Context: Germans captured Carnaby while he traveling to Russia. Kramer and Rosemeyer are trying to get information from him. Germans captured some rescuers (British Agents) who are trying to save Carnaby from them. Kramer gave a drink to Carnaby but Carnaby not consuming it, so he said this words to Carnaby.

You are not drinking, general. That's understandable when your rescuers turn out to be, well, birds of a different feather.

Does it means Rescuers are Germans but disguised as British agents?


1 Answer 1


Assuming your excerpt is from the 1968 film Where Eagles Dare, Carnaby is a captured American general awaiting rescue from Allied forces. When the rescuers arrive at the castle, however, they identify themselves as German double agents.

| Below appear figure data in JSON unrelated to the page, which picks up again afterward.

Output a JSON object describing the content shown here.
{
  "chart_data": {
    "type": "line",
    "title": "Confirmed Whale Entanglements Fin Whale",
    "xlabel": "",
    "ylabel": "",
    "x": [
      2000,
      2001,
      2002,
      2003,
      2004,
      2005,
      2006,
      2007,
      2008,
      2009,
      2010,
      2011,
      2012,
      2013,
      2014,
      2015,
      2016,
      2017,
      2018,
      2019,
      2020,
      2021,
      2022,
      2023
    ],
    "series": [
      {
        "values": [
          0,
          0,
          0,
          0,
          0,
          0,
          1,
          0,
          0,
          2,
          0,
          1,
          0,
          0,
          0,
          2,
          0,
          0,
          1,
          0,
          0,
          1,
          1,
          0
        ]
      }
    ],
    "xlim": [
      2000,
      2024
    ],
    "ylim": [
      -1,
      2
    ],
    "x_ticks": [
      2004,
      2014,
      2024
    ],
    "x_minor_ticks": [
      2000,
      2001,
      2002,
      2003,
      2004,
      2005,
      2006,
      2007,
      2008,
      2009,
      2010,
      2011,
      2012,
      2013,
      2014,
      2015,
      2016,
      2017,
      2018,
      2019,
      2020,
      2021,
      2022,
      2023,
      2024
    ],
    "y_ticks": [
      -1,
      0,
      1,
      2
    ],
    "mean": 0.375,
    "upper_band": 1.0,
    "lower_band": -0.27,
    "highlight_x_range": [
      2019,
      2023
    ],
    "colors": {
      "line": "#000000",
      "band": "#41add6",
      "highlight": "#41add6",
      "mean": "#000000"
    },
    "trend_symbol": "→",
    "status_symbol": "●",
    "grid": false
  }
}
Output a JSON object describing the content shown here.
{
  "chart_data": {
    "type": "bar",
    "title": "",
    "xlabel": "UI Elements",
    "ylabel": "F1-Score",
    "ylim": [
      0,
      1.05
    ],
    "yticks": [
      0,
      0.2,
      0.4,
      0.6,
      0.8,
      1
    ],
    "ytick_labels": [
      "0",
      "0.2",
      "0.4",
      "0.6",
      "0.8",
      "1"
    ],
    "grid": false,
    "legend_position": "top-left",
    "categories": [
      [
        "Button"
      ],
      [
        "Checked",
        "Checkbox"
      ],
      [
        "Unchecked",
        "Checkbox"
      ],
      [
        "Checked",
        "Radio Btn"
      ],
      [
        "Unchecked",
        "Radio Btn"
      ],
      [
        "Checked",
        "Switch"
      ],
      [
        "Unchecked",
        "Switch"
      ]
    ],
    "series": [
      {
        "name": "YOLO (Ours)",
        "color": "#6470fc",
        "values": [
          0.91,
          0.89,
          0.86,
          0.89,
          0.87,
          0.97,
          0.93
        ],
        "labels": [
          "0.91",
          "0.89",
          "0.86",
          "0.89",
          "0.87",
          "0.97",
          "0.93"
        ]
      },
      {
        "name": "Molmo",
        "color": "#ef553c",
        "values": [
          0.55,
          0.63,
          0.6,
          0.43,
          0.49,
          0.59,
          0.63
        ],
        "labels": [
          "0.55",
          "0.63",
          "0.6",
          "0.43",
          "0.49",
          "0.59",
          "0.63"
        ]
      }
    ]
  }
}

The quote is a reference to an English proverb— birds of a feather flock together, meaning that similar people tend to associate much as birds of the same kind form flocks. According to The Phrase Finder, it dates to at least the mid-16th century, when William Turner wrote

Byrdes of on kynde and color flok and flye allwayes together

in The Rescuing of Romish Fox, an anti-Catholic satire.

It is common enough the birds of a feather on its own is understood to refer to people of the same kind. Carnaby's rescuers are birds of a different feather— Germans— with whom he would not wish to "flock," as opposed to the British-American force he might have been expecting.